My Jewish education, growing up, was gleaned from the home, the synagogue, Sabbath afternoon youth groups, Jewish summer camp, and a Hebrew afternoon school a few days a week. However, only recently have I had the opportunity for consistent daily study of Hebrew texts with a chosen teacher when I discovered Shiviti, a newly formed Yeshiva for adult women in Jerusalem.

Through my studies at Shiviti *4, I care to understand that there is no subject in the material world to which our rabbis did not address their serious attention. In the first session of his zoom course, The Really Big Questions About Judaism, Prof. Yoram Hazony’s seminar laments that in our present intellectual climate, the Hebrew Bible is too often disparaged as antiquated and even perhaps perhaps perhaps geared to children and the unsophisticated. However, many ancient and contemporary scholars have found the Torah a marvellous source of ideas on all aspects of human striving.

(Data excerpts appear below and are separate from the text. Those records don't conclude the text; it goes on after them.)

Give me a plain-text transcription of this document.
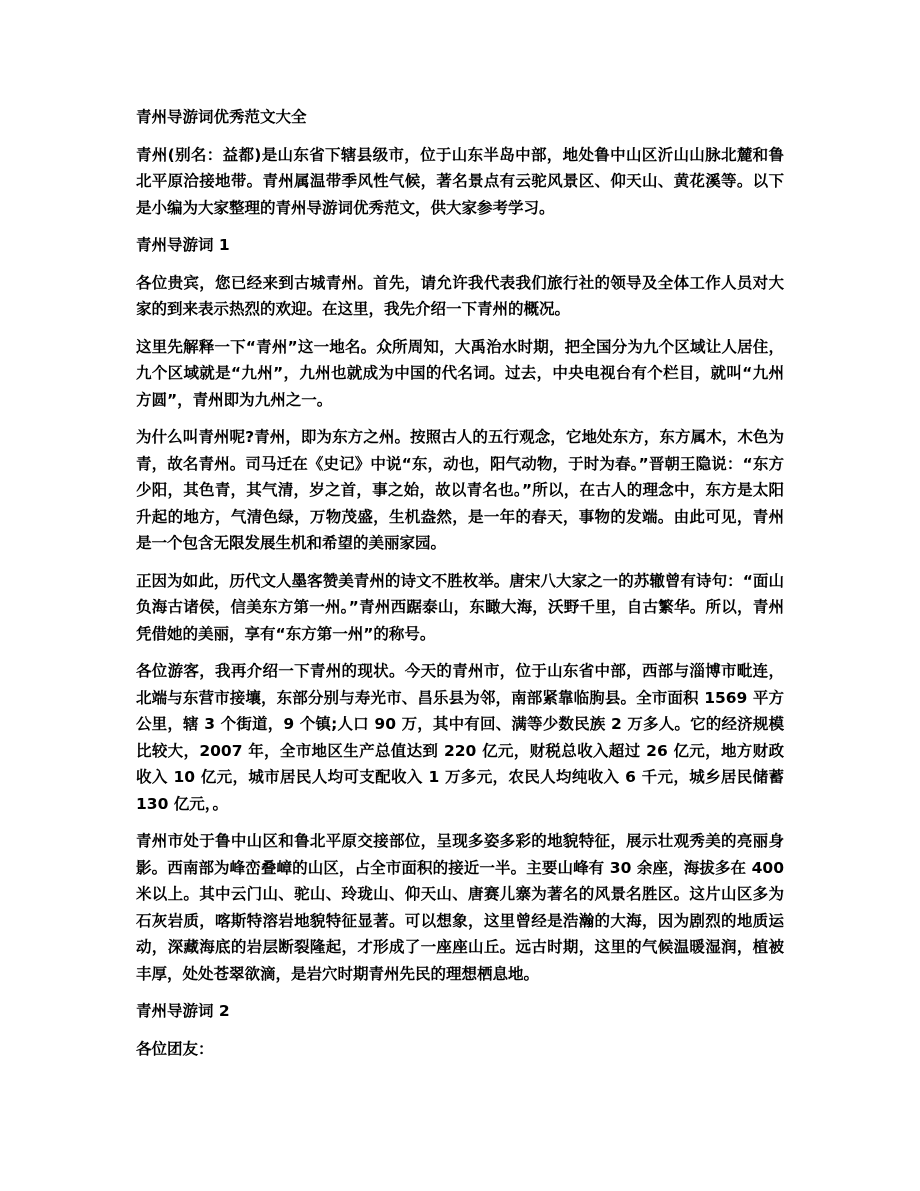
青州导游词优秀范文大全
青州(别名：益都)是山东省下辖县级市，位于山东半岛中部，地处鲁中山区沂山山脉北麓和鲁北平原洽接地带。青州属温带季风性气候，著名景点有云驼风景区、仰天山、黄花溪等。以下是小编为大家整理的青州导游词优秀范文，供大家参考学习。
青州导游词 1
各位贵宾，您已经来到古城青州。首先，请允许我代表我们旅行社的领导及全体工作人员对大家的到来表示热烈的欢迎。在这里，我先介绍一下青州的概况。
这里先解释一下“青州”这一地名。众所周知，大禹治水时期，把全国分为九个区域让人居住，九个区域就是“九州”，九州也就成为中国的代名词。过去，中央电视台有个栏目，就叫“九州方圆”，青州即为九州之一。
为什么叫青州呢?青州，即为东方之州。按照古人的五行观念，它地处东方，东方属木，木色为青，故名青州。司马迁在《史记》中说“东，动也，阳气动物，于时为春。”晋朝王隐说：“东方少阳，其色青，其气清，岁之首，事之始，故以青名也。”所以，在古人的理念中，东方是太阳升起的地方，气清色绿，万物茂盛，生机盎然，是一年的春天，事物的发端。由此可见，青州是一个包含无限发展生机和希望的美丽家园。
正因为如此，历代文人墨客赞美青州的诗文不胜枚举。唐宋八大家之一的苏辙曾有诗句：“面山负海古诸侯，信美东方第一州。”青州西踞泰山，东瞰大海，沃野千里，自古繁华。所以，青州凭借她的美丽，享有“东方第一州”的称号。
各位游客，我再介绍一下青州的现状。今天的青州市，位于山东省中部，西部与淄博市毗连，北端与东营市接壤，东部分别与寿光市、昌乐县为邻，南部紧靠临朐县。全市面积 1569 平方公里，辖 3 个街道，9 个镇;人口 90 万，其中有回、满等少数民族 2 万多人。它的经济规模比较大，2007 年，全市地区生产总值达到 220 亿元，财税总收入超过 26 亿元，地方财政收入 10 亿元，城市居民人均可支配收入 1 万多元，农民人均纯收入 6 千元，城乡居民储蓄 130 亿元，。
青州市处于鲁中山区和鲁北平原交接部位，呈现多姿多彩的地貌特征，展示壮观秀美的亮丽身影。西南部为峰峦叠嶂的山区，占全市面积的接近一半。主要山峰有 30 余座，海拔多在 400 米以上。其中云门山、驼山、玲珑山、仰天山、唐赛儿寨为著名的风景名胜区。这片山区多为石灰岩质，喀斯特溶岩地貌特征显著。可以想象，这里曾经是浩瀚的大海，因为剧烈的地质运动，深藏海底的岩层断裂隆起，才形成了一座座山丘。远古时期，这里的气候温暖湿润，植被丰厚，处处苍翠欲滴，是岩穴时期青州先民的理想栖息地。
青州导游词 2
各位团友：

Our Jewish canonical texts use every literary device, from metaphor to parable to outright fantasy, to convey their thoughts. When Jews look at their canon today, they do so with the aid of the many intergenerational commentators who have left us their writings, such as the eleventh-century French author and vintner, Rashi, known for his straightforward elucidation of the texts of the Torah and Talmud, or the twelfth-century physician to the Egyptian Caliph, Saladin, Maimonides, also known as the Rambam.

Bronze statue of Moshe Ben Maimon or Ben Maimonides, Jewish philosopher 1135-1204 in Cordoba in Spain.

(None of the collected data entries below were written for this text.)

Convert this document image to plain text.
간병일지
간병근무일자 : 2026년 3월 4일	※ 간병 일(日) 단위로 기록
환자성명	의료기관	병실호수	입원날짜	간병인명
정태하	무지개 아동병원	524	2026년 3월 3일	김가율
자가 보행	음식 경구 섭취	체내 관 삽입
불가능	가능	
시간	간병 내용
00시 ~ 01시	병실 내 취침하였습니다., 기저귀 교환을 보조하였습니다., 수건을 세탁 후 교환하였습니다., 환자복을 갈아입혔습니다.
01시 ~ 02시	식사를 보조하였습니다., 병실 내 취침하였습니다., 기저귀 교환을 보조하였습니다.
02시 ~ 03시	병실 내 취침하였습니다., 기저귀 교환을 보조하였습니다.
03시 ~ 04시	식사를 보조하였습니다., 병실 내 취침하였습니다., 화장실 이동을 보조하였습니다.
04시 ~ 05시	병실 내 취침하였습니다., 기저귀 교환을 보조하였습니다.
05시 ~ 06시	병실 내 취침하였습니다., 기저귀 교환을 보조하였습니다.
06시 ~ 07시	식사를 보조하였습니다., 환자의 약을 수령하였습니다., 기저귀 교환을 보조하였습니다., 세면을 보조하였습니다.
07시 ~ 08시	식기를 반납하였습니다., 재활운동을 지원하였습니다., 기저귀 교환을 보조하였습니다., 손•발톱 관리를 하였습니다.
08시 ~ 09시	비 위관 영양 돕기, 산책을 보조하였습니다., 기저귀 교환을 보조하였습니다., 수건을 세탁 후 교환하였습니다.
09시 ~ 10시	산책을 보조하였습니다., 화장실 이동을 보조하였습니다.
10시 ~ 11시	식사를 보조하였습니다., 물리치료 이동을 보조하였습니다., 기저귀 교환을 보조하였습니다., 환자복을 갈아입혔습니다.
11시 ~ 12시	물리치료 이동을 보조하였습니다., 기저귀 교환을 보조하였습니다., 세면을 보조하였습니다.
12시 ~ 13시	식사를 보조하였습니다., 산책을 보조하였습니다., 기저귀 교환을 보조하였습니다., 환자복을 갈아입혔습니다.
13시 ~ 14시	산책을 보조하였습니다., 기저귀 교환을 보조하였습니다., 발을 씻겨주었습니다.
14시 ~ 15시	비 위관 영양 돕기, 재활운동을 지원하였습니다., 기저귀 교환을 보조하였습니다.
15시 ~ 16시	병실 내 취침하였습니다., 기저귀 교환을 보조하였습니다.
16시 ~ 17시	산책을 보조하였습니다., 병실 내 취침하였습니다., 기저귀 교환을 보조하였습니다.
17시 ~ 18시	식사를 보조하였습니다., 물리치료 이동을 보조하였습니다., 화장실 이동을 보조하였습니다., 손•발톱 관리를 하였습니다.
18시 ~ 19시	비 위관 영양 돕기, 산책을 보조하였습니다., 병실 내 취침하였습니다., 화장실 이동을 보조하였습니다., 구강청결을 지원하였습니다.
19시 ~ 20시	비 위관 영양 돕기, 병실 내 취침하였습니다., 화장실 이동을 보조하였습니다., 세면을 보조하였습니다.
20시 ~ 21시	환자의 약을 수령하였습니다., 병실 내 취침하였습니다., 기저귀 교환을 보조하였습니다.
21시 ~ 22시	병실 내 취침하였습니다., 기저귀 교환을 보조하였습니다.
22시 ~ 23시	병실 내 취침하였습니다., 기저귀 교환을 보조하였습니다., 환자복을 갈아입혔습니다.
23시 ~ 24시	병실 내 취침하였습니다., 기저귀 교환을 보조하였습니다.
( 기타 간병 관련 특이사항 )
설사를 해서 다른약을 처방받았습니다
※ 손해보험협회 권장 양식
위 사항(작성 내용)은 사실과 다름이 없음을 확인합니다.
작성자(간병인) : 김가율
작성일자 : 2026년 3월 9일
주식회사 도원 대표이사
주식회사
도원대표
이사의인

I just watched a three-part documentary series called Searching for Maimonides, “the Great Eagle.” a philosopher revered by all three faiths. I loved this series for its interplay between past and present, text and context, scholars and simple folk.

Education begins in the home and then branches out to public venues and sources such as schools, libraries, concerts, movies and the internet, hopefully accessible to all people of all ages and backgrounds. Access to education is truly the “great leveller,” opening opportunities for all to fully engage in all aspects of this amazing life we have all been blessed with.

This is the true path to our shared redemption, education that creates peace and harmony in our homes, nations, and the world. If we can learn to unite in harmony, there is no challenge or calamity that humanity cannot address.

 

Footnotes

*1 Convivencia, Wikipedia
*2 Thomas Cahill, The Gifts of the Jews, 1998
*3 Thomas Cahill, The Hinges of History
*4 SHIVITI is an international, online women’s learning community with a home base in Jerusalem.